You can do one tooth (let’s say you tripped and fell when you were little and now it has a gray cast to it) or your entire set of teeth (it just depends on your needs and budget). “If people ask me to do just their front teeth, there are parameters I have to respect though,” he says. “For example, I only did four on the top front, because the rest of her smile was already in a good place, so I was able to fit those four veneers in perfectly like a puzzle piece.”

  • If you’re planning on getting lip injections (or any type of plastic surgery), tell your dentist about it before getting veneers

“Any other work done to the face throws off everything I take into account when I’m looking at my patients,” he says. Side note: If you get lip injections, whether or not you getting veneers, it can cast a shadow over your teeth, making them appear gray, he adds.

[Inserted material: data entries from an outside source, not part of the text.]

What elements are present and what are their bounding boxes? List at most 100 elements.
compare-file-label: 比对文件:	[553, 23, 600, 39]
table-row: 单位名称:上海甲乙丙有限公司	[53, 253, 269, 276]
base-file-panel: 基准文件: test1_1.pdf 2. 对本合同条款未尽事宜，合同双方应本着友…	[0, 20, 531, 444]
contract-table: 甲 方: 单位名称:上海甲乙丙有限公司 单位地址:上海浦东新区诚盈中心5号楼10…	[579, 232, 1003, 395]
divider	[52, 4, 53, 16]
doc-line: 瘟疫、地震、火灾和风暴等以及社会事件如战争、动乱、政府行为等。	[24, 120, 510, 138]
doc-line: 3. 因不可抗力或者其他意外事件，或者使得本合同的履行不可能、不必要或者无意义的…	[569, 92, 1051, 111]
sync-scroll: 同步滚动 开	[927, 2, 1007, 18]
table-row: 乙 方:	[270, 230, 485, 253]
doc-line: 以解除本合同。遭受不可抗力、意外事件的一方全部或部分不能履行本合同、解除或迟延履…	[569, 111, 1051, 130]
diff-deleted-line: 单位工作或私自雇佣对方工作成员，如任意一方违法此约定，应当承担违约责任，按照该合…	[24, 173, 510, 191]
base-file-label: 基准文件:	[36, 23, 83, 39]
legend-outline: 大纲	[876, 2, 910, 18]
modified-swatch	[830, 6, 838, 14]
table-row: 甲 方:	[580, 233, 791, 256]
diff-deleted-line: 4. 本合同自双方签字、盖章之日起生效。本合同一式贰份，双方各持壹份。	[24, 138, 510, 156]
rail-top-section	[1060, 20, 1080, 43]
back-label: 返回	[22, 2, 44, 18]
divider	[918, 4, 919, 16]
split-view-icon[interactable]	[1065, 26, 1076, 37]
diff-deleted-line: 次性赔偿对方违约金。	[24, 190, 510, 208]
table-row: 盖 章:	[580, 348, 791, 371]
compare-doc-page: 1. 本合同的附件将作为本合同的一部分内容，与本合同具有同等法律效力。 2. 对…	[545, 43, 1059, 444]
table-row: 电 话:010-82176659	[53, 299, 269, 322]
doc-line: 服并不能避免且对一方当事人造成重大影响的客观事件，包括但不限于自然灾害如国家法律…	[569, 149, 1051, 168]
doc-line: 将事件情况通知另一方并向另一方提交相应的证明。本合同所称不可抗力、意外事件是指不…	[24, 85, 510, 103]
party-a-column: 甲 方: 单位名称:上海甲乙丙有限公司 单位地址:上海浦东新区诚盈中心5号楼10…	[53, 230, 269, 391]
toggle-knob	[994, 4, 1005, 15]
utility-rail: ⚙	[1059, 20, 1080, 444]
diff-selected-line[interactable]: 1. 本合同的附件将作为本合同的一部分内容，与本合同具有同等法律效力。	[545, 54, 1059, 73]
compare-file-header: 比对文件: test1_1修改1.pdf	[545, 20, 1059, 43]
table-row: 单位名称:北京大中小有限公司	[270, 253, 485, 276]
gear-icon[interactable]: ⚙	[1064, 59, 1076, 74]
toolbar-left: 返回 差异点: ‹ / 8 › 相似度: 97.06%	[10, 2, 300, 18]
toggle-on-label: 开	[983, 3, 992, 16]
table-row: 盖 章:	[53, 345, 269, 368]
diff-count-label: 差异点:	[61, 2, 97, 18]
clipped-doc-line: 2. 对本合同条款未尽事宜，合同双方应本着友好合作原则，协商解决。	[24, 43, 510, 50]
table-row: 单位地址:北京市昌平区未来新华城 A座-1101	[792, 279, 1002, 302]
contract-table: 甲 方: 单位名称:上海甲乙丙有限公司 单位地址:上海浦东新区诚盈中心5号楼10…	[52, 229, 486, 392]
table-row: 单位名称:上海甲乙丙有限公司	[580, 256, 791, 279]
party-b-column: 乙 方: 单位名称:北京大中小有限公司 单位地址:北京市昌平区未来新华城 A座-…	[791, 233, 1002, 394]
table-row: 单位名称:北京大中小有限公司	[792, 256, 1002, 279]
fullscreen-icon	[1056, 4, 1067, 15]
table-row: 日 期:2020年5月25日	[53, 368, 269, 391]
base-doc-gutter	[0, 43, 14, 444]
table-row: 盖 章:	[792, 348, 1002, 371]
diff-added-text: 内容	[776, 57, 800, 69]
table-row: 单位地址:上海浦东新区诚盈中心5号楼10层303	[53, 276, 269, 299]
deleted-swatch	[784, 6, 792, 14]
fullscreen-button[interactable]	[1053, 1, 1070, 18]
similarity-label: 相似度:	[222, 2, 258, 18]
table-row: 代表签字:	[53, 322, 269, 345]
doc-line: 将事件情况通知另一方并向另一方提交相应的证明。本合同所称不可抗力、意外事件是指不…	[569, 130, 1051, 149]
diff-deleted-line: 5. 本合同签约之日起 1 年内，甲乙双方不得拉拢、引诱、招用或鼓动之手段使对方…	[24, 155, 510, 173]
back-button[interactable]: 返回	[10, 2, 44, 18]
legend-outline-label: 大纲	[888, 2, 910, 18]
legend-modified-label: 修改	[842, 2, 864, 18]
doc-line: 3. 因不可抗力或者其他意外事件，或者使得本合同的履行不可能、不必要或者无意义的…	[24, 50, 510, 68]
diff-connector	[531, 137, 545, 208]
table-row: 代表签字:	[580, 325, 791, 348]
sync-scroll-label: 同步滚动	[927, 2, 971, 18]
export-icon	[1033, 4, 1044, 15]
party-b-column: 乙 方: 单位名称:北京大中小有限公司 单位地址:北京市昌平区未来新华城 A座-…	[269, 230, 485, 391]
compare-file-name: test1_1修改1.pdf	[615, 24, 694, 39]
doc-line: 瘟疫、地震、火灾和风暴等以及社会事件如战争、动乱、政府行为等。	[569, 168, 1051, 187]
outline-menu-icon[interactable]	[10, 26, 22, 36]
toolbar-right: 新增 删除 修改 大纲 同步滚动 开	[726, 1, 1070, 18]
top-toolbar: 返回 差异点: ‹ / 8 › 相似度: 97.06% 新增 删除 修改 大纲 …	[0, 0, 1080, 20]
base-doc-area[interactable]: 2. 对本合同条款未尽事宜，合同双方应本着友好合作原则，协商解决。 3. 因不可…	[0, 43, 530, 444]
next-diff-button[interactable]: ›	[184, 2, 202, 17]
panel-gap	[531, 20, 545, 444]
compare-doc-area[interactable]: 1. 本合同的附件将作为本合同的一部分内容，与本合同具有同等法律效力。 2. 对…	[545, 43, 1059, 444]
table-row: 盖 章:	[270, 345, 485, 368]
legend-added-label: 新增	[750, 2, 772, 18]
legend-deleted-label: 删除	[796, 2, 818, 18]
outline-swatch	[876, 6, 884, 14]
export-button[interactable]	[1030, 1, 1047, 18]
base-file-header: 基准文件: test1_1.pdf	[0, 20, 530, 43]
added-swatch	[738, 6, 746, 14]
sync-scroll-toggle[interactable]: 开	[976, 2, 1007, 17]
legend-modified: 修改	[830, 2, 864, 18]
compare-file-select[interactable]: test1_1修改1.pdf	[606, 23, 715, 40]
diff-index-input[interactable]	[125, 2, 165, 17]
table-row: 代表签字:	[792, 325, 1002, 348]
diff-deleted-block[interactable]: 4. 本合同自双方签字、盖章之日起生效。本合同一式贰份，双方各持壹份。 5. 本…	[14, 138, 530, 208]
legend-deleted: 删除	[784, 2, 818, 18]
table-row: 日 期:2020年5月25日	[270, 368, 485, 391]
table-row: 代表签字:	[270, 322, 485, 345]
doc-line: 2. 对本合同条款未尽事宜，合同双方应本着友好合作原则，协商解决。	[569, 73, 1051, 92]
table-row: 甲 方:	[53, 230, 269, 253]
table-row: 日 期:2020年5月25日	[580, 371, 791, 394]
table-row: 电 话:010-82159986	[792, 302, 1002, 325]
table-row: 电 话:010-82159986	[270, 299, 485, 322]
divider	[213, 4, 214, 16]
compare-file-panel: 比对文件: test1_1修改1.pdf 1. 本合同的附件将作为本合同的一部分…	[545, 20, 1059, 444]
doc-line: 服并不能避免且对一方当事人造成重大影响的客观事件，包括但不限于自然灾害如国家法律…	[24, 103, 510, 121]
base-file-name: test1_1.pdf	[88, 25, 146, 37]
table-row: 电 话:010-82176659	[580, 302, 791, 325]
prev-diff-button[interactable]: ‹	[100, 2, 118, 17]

  • The color of a veneer is a really tricky thing

“People always want their teeth to look natural and white,” he says. “But your teeth are either yellow-white or gray-white by nature, but everyone wants white-white. So, the trick is making their smile white without making their teeth appear dense, opaque, and fake.” To find the perfect shade, he mainly looks at a person’s skin tone to make a customized decision, which he relays to his team of ceramists. “But I always paint the temporary veneers the shade I’m thinking, so the patient can envision it beforehand, ” he adds.

  • After you discuss your veneer wants and needs, temporary versions are made

To make sure you’re going to like what you just discussed with your dentist, a mold of your teeth is taken and temporary veneers are then made out of a liquid composite. Think of it as a blueprint for your teeth. Dr. Granados specifically sculpts what your new smile will look like so that he can take pictures of you for you to see and decide whether or not you’d like to move forward. They won’t be as shiny as the porcelain veneer and are a little bulkier, but don’t worry, they’re only… temporary.

  • You can either get partial (they don’t cover your entire tooth) or full (they cover your entire tooth) veneers

Every case is different, you can either have the porcelain put right on top of your teeth, based on your needs or, at the very most, you’ll need .5 millimeters of reduction for a full-coverage veneer.

  • Costs

Getting veneers in the United States can cost up to $4,000 a tooth, but elsewhere in the country, they can range from $1,000 to $4,000. However, abroad dentistry can cost even 400$ to 500$ per tooth, we are talking 80% less then in the USA, those countries are Colombia, Costa Rica, Mexico, among others.